The script will be sourced from the command line, and should behave as follows:
[ejspence.mycomp] pwd
/c/Users/ejspence/EES1137/assignment1
[ejspence.mycomp] ls
count.drosophila.sh GPL6848-9572.txt
[ejspence.mycomp]
[ejspence.mycomp] source count.drosophila.sh GPL6848-9572.txt
Working with data file GPL6848-9572.txt.
The total number of entries which reference Drosophila is 648.
The number of Drosophila entries on chromosome 16 is 24.
The entry which has the largest ID, and whose ID starts with A_24, is A_24_P945408.
[ejspence.mycomp]
Some points to consider:
- Full points will be awarded for implementations which store the calculated values, such as the number of Drosophila entries, in local variables, before printing the output.
- Similarly, full points will be awarded for solutions which do not use "grep -c". The "grep" command may be used, just without the "-c" flag.
- Do not "hard code" the answers. This means you should not have the numbers 648 or 24, nor the string "GPL6848-9572.txt", anywhere in your script.

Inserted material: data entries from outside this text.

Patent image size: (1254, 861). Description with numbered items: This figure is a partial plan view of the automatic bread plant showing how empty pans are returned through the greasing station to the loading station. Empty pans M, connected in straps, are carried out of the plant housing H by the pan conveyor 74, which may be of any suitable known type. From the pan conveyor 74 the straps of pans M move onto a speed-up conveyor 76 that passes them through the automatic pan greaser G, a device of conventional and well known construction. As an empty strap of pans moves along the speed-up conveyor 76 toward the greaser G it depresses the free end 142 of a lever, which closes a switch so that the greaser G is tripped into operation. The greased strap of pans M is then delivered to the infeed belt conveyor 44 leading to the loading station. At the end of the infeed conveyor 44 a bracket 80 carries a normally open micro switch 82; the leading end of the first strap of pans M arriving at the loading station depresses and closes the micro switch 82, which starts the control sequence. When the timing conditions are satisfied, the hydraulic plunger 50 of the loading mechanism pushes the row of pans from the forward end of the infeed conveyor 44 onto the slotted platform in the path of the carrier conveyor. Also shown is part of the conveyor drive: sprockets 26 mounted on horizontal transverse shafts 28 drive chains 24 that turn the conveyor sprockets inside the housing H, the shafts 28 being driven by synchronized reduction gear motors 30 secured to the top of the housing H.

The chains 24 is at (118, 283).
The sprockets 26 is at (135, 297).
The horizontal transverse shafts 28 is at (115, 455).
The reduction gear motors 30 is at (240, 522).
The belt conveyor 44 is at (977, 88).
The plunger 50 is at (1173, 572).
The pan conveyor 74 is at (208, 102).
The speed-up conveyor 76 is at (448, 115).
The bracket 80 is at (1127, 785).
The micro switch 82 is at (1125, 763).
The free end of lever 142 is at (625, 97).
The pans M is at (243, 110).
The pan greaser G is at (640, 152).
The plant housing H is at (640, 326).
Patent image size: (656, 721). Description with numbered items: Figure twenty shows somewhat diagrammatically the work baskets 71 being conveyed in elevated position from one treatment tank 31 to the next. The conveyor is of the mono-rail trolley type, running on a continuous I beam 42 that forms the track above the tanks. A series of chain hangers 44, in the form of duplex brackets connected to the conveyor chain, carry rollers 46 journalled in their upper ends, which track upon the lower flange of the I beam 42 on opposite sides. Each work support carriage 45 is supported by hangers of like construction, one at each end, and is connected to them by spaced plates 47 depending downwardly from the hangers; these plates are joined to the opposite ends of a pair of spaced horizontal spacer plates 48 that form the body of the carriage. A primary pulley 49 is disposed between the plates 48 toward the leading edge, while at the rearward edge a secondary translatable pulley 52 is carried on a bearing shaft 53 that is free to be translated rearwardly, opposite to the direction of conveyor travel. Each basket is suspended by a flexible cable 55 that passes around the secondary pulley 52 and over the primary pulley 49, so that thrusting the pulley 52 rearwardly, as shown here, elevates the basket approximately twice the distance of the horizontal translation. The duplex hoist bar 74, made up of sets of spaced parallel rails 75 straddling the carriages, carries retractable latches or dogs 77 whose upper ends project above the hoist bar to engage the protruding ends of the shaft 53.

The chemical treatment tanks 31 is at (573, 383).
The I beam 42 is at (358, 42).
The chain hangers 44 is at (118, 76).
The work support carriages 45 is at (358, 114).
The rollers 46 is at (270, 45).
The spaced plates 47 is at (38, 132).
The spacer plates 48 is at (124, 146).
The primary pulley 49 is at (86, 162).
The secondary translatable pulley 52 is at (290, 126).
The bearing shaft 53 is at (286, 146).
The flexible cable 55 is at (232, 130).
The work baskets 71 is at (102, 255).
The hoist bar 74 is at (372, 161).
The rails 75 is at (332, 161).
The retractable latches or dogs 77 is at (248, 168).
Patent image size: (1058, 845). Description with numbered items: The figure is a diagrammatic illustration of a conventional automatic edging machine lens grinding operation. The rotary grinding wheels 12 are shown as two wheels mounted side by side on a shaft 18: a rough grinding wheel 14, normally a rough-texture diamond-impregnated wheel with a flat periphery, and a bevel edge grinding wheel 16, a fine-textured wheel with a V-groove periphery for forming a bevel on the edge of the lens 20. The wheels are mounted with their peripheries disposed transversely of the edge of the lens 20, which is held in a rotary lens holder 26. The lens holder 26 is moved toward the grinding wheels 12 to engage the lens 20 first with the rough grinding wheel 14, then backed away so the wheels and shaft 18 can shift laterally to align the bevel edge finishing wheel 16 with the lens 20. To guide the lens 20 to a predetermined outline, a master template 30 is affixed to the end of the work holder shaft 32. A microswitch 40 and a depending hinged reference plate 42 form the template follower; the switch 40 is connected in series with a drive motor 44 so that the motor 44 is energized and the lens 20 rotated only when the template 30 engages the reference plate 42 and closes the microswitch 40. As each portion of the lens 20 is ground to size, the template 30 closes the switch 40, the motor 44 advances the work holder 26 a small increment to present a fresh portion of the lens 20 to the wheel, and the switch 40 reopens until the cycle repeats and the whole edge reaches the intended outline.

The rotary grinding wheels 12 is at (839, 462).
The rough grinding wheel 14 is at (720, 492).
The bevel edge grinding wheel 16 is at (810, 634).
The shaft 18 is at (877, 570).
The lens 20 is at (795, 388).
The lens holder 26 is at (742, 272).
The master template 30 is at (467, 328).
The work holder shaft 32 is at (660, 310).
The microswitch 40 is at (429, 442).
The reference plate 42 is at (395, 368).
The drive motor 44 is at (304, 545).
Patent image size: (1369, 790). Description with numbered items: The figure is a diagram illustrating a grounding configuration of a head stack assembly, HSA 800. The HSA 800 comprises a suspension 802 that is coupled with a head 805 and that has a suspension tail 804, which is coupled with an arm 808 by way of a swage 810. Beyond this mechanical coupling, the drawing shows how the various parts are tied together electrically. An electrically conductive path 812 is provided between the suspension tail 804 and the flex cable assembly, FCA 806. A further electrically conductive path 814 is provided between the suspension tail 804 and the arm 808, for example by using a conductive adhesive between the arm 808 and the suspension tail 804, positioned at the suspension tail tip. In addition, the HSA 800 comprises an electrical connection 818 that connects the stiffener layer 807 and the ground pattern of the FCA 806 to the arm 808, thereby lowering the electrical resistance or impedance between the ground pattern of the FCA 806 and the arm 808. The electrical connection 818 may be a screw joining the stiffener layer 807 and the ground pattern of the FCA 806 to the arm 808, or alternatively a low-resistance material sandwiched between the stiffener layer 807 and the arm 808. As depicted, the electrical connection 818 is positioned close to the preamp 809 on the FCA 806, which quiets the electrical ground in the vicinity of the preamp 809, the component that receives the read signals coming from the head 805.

- Mac users may find that there is extra white space around the numbers in their output sentences. Do not worry about this white space. Extra spaces within the sentences are not important.
Submit your count.drosophila.sh script.
Assignments will be graded on a 10 points basis.
Due date is January 23, 2024 at 11:59pm, with 0.5 point penalty per day for late submission until the cut-off date of January 30, 2024 at 10:00am.